The race starts on 5th July and is made up of 21 stages over a total distance of 3,664 kilometres. This year it starts in Yorkshire, makes its way to London. They fly to France, continues on taking a minor detour in to Belgium, then on down to the French Alps, on into the Pyranees where it skirts into Spain, down from the mountains to Bergerac where the individual TT is held after all that mountain climbing!!! then they fly up to Paris for the grand finale on the Champs-Élysées on 27th July. Bells & whistles!
The races comprises 9 flat stages, 5 hill stages (I think Jebel Hafeet would be considered ‘a hill’ in the Tour), 6 mountain stages with 5 altitude finishes – up to 2360m, there’s 3 days of climbing through the Alps (stage 10, 13 & 14) and 3 days in the Pyrenees (stage 16, 17 & 18).
There’s 1 individual time trial stage (stage 20) is a 54km TT on what I suspect would be tired legs after all those mountain climbs in the preceding days, however Stage 19 is c.200km of relative flatness.
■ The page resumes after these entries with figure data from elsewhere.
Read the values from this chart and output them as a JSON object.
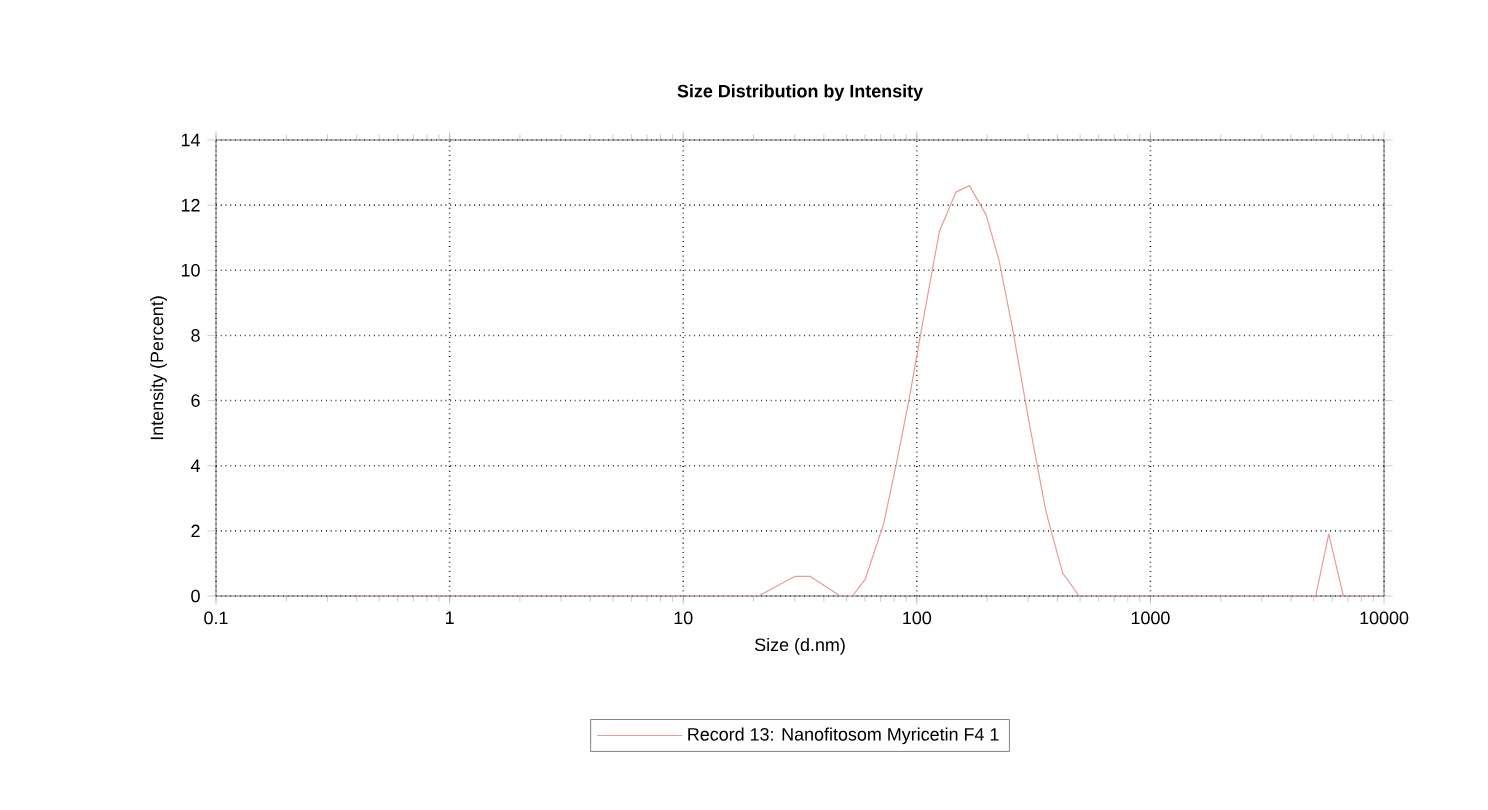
{
  "chart_data": {
    "type": "line",
    "title": "Size Distribution by Intensity",
    "xlabel": "Size (d.nm)",
    "ylabel": "Intensity (Percent)",
    "log": "x",
    "grid": true,
    "legend": "bottom",
    "line_style": "solid",
    "marker": "none",
    "xlim": [
      0.1,
      10000
    ],
    "xticks": [
      0.1,
      1,
      10,
      100,
      1000,
      10000
    ],
    "ylim": [
      0,
      14
    ],
    "yticks": [
      0,
      2,
      4,
      6,
      8,
      10,
      12,
      14
    ],
    "series": [
      {
        "name": "Record 13: Nanofitosom Myricetin F4 1",
        "color": "#e89a9a",
        "x": [
          0.4,
          21,
          30,
          35,
          47,
          53,
          60,
          72,
          82,
          93,
          106,
          125,
          147,
          168,
          198,
          225,
          257,
          303,
          357,
          421,
          496,
          5100,
          5800,
          6700,
          10000
        ],
        "values": [
          0,
          0,
          0.6,
          0.6,
          0,
          0,
          0.5,
          2.2,
          4.1,
          6.1,
          8.4,
          11.2,
          12.4,
          12.6,
          11.7,
          10.3,
          8.2,
          5.3,
          2.6,
          0.7,
          0,
          0,
          1.9,
          0,
          0
        ]
      }
    ]
  }
}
There are 2 well deserved rest days over the course of the race – they ride for 10 days, then have a day off, then ride another 5 days, day off, and complete the remaining 6 stages.
Phil Liggett and his offsider Paul Sherwin are the voices of cycling, in particular Liggett who is famed for his Tour de France commentary, with colourful expressions about riders or racing conditions with often literary overtones, providing a tourists guide to France along the way.